Guess who didn’t get it done? The adults we sent to the Legislature instead spent their time playing parliamentary tricks until they ran out of time. Colorado’s new congressional district will be the creation of the judiciary.
✓ Speaking of the judiciary, apparently the way to a judge’s heart might be through his stomach. Students at Columbia University in New York and Ben Gurion University in Israel, for some strange reason, decided to study the effects of satiation on judicial decisions. Don’t ask. I don’t know why. Anyway, thanks to them, we now know that judges tend to be more lenient right after lunch or a snack. They get meaner as the effects of food wear off. Don’t know if that will help the Republicans or the Democrats in the redistricting case.
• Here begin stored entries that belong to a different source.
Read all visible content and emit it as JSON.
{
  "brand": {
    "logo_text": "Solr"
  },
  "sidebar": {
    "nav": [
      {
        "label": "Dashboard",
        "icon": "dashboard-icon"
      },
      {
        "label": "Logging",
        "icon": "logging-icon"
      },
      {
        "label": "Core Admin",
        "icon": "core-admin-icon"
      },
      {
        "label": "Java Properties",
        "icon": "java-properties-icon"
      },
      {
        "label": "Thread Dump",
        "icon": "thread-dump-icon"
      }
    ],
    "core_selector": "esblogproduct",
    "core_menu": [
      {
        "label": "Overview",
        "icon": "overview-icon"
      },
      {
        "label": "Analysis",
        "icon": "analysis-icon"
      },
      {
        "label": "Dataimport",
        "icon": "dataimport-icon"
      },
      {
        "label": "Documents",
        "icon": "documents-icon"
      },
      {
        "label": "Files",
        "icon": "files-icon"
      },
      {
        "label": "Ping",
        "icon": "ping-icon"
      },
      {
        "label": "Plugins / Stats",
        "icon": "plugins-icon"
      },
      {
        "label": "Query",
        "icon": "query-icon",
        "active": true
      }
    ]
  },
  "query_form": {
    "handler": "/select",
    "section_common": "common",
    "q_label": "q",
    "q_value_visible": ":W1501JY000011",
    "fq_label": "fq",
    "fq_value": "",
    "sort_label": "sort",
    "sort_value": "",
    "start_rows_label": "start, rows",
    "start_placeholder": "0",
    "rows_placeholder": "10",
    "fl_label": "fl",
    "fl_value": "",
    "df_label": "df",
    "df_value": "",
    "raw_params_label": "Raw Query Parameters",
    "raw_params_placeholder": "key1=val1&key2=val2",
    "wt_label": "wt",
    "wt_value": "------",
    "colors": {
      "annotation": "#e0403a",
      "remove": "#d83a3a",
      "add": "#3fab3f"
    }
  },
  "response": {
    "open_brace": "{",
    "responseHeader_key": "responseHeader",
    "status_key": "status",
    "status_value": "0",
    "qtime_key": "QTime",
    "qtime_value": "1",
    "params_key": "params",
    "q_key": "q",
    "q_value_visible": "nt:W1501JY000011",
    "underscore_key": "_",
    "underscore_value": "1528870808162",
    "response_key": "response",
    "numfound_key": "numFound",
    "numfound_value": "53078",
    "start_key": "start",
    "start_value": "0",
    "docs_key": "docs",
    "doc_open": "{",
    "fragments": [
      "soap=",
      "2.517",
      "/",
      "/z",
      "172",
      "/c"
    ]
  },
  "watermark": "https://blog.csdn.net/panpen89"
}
✓ Meanwhile, some other people were surveying Donald Trump’s colleagues in the real estate development business. A whopping 71 percent of them said he’s not qualified to be president and his flirtation with a run for the White House is nothing more than a typical Trump ploy to see his name in the news. The other thing it clarifies is that real estate developers are incredibly good at spotting the obvious. In the meantime, mark May 22 on your calendar. That’s when The Donald will tell us his plans. I can’t wait.
✓ Maria Shriver and Arnold Schwarzenegger are splitting the sheets after 25 years of marriage. That’s important because … actually, I don’t know why that’s important.
✓ Yes I do. It makes a good segue to this final story about a couple in New York who wanted a divorce but couldn’t agree who got the house. (This is reminiscent of the legislative redistricting story; it’s about adults acting like children.) They solved the problem by constructing a wall down the middle of their once-happy home. A judge has ordered the couple to do what most people in such situations do. Sell the house, he said, and split the proceeds. Don’t know whether he decided that on a full stomach.
There you have it. A quick look at the world through the eyes of a road-tripper.
I’m off to Moab. But first I think I’ll hit a buffet.